Sounds like they (liberals) have more misused the terms than the others
(like Johnson, I believe) who demand that "God leave his fingerprints all
over the place."

Sorry this wasn't clear enough. In certain Templeton gatherings I have
mentioned my commitment to a God who is not only immanent (the main
characteristic of God in modern liberalism is God's immanence) but also
transcendent: that is, we need to retain language about God acting "outside"
of creation, "prior to" creation, etc., along with language about God acting
"within" creation and "continuing to create". This has prompted some to
label me a "deist" who believes in a "god of the gaps." Anyone who knows
real deism and knows my theology knows how ridiculous this is. But the
charge is made because (IMO as someone researching the history of modernism
and science, not just IMO as a person) at the turn of the century, leading
liberal theologians (such as Shailer Mathews, AC McGiffert, or esp. Gerald
Birney Smith) actually defined divine immanence as standing in contradiction
to divine transcendence. They actually believed that "science" had made it
"impossible" to believe in a God who (for example) could raise Christ bodily
from the grave. Needless to say, they were overdosing on Enlightenment
rationalism, not genuine science, but they have been very influential on
modern thinkers such as ... NO, I won't start naming names, at least not
yet, though they surely exist. (I'm prepared to support my statements about
the historical persons, but don't want to get into the moderns here and
now.) In terms of their theology of creation and also (at least for Smith)

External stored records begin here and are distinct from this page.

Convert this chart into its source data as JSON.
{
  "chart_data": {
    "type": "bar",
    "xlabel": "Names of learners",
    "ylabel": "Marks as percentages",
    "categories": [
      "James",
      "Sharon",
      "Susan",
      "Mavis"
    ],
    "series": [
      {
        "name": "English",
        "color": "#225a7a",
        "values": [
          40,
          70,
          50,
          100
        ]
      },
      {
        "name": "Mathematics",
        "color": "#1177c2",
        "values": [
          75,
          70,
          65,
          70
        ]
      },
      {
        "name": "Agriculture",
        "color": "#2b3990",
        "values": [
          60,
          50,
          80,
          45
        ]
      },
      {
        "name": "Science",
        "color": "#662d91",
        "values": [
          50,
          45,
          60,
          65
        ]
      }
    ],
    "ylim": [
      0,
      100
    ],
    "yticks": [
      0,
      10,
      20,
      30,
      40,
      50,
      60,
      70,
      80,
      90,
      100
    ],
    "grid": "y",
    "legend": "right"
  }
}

their christology, they ran miles from anything sounding like transcendence.
Thus, as Mathews liked to say, we need the religion of Jesus, not the Jesus
of religion (think about that one, and the point should start to emerge
after a few days). They might (or might not) be comfortable affirming the
"divinity" of Christ, but not the "deity" of Christ (again, think about this
and the point will eventually emerge). They thought of themselves as
"Christians" but not "theists," partly for reasons given by George Murphy
(that I would sympathize with) but partly (perhaps more so) for reasons
having to do with their views of "science" and politics. On the latter,
they were convinced of the need to update Christianity for a democratic era,
in which monarchial views of God must be discarded as irrelevant to modern
believers. Another one I haven't named here actually proposed the "death of
God" theology 60 years before it is generally thought to have been
proposed.

OK. So folks who think along these lines will use the label "deist" to
categorize someone who thinks God is somewhat monarchial and not necessarily
of the constitutional variety. God, for them, must emerge only from the
experience of faith; God cannot insert Godself into the experience; to think
otherwise is to believe in a "god of the gaps." Am I clearer this time?